Terasa lapar lagi, Desi memutuskan untuk pergi mencari toko
makanan lagi dan aku menemaninya untuk mencari makanan spesifik dari Indonesia
buat Pak Ismet nanti di Australia. Makanan spesifik asli Minang atau Padang
tidak ada, kecuali makanan spesifik dari Jawa Barat. Itu oke jugalah dan kami
pilih yang punya rasa pedas. Selanjutnya kami bergegas menuju terminal 2 di
Cengkareng ini untuk tujuan keberangkatan internasional, kami harus mencari
taxi untuk menuju ke sana.
Di terminal
2, Niman memberi masing-masing kami satu tiket, visa dan passport. Sebagai
penggantinya kami harus membayar biaya penerbangan Jakarta- Sydney- Melbourne-
Sydney dan kembali ke Jakarta sebanyak Rp. 45 Juta. Uang tunai yang dipegang
Desi tentu saja sudah menyusut dari dalam dompetnya.
Kami selalu
tidak lupa dengan urusan ibadah dan kami melakukan sholat jamak magrib dan isya
pada sebuah praying room (musholla).
Jadi aku nanti tidak perlu lagi shalat isya dalam pesawat Qantas. Aku
memperhatikan bahwa orang- orang yang sholat pada musholla itu sangat taat,
sholatnya khusuk dan pribadi mereka terlihat tenang dan juga wajah mereka
bercahaya. Beda dengan suasana di luar musholla, orang banyak yang lalu lalang
namun saling tidak mengenal satu sama lain.
Niman
menjelaskan pada kami mana yang visa dan mana yang kertas buat mengambil tiket
rute Jakarta- Sydney dan Melbourne. Ia juga memberi beberapa penjelasan
tambahan dan nasehat- nasehat kecil yang bakalan berguna selama perjalanan kami.

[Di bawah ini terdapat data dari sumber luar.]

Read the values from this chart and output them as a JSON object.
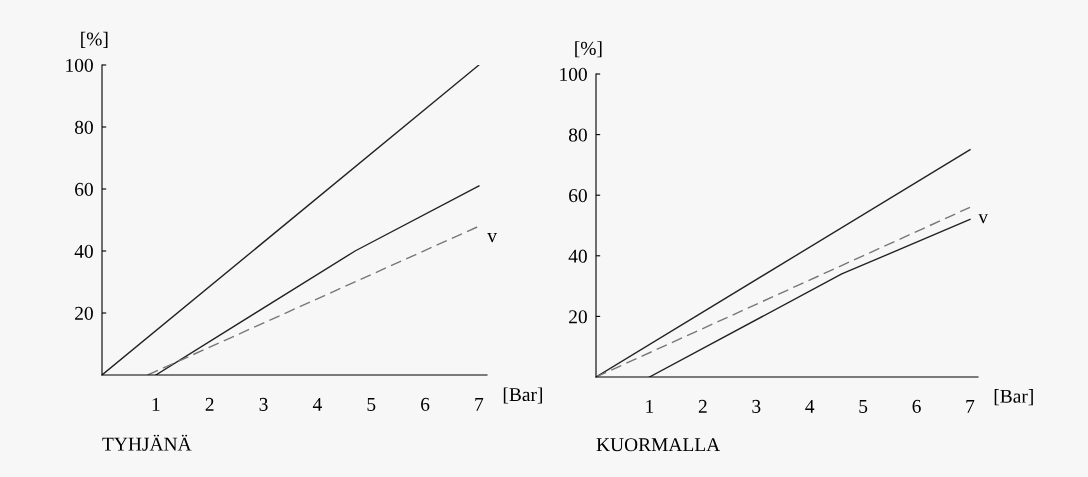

Oh ya…kami ingin membeli dollar. Ia kemudian mengantarkan kami ke counter money changer dan ia kemudian say good bye pada kami.
Kami
bermaksud menukarkan mata uang Rupiah ke dalam Dollar Australia, namun jumlah
mata uang dollar Australia ternyata terbatas. Pegawai money changer mengupayakan bantuan, ia membawa lembaran pecahan
ratusan ribu rupiah dan pergi ke counter
temannya yang terletak agak jauh. Lama juga kami menunggu pegawai tersebut. Tiba-
tiba kami mendengar suara pengumuman dari speaker di terminal ini.
“Attention please to all passengers of Qantas
Flight from Jakarta to Sydney to be on
board”. Itu berarti bahwa process
boarding ke dalam pesawat Qantas internasional mulai bergerak.
“Oh my God…..”. Kami mulai jadi gusar,
pegawai money changer yang sengaja
mau menukarkan mata uang kami dan juga membawa uang kami belum juga muncul.
“Kalau anda
tidak memiliki cukup mata uang Australia maka….kembalikan uang kami”. Kami
mulai mendesak. Petugas money changer
juga tampak panik karena ia juga tidak memiliki mata uang rupiah.
“Oke mbak, kalau
anda tidak punya mata uang Dollar Australia dan juga uang kami/ Rupiah, maka
kami ambil saja Dollar Amerika sejumlah uang kami….” Aku mengusulkan sebuah
alternative maka temanku dan juga pegawai money
changer menyetujuinya. Ia menyerahkan sejumlah Dollar Amerika dan kami
buru- buru menghitungnya, setelah itu berangkat dari sana.
“Oke…bagus,
dari pada kita ketinggalan peswat dan kehilangan uang Rp. 45 Juta. Jangan-
jangan gara- gara mengharap uang yang jumlahnya lebih kecil, kami kita
kehilangan yang lebih besar yaitu tiket dan biaya perjalanan ke Australia yang
cukup mahal buat ukuran kantong kami”. Kata ku pada Inhedri dan Desi sambil
berjalan. Kami buru- buru melangkah menuju Gate D.6.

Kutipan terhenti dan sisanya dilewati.